The Bulls had just completed a four-game sweep of their long-time nemeses in the Eastern Conference finals, finally vanquishing the team that ousted them in each of the previous two postseasons en route to titles. Making the occasion sweeter was the blowout nature of the contest — the Bulls won 115-94 — and the fact that it transpired on the Pistons' home floor. Fans chanted in support of the Los Angeles Lakers, who eventually fell to the Bulls in the NBA Finals, in the waning moments.
But what made it especially memorable was the way the Pistons left the court. During a stoppage with 7.9 seconds to play in the fourth quarter, multiple Detroit players (Isiah Thomas, Bill Laimbeer and Mark Aguirre most visibly) lived up to their "Bad Boy" moniker by scurrying to the locker room without shaking hands with the victorious Bulls, whose bench they walked past as they exited.
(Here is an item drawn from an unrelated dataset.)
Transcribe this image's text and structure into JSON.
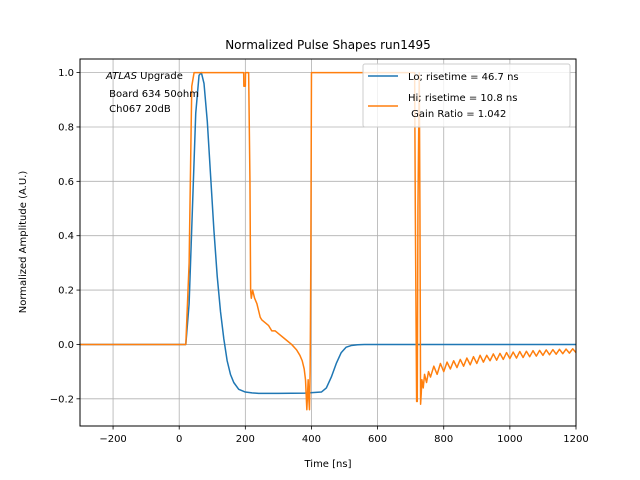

"Straight up b------," Horace Grant said in The Last Dance. "That's what they walked off like."
Accounts slightly vary on the motivation behind the Pistons' move. In a 2013 appearance on NBA TV's Open Court, Thomas cited Jordan publicly disrespecting the Pistons during the series as an impetus, and it's true that Jordan called the Pistons "underserving champions" and "bad for basketball" between Games 3 and 4.
In an interview for The Last Dance, Thomas pointed to the 1980s Boston Celtics skipping the handshake line when the Pistons finally conquered them, saying that's how the "torch" was typically passed. (This explanation was dismissed by Jordan as "bulls---" in the documentary and refuted by former Celtics staffer Jon Jennings in an interview with the Boston Globe.)
Though Laimbeer maintains to this day he doesn't regret the gesture, which was decided upon in the moment as the clock wound down, Thomas has said multiple times that, given the years-long backlash, he would do things differently if he could go back.
But what's widely agreed upon is that the anecdote encapsulates not only a two-team rivalry, but an era of competition. To this day, there remains no love lost between the principles of those Bulls-Pistons matchups.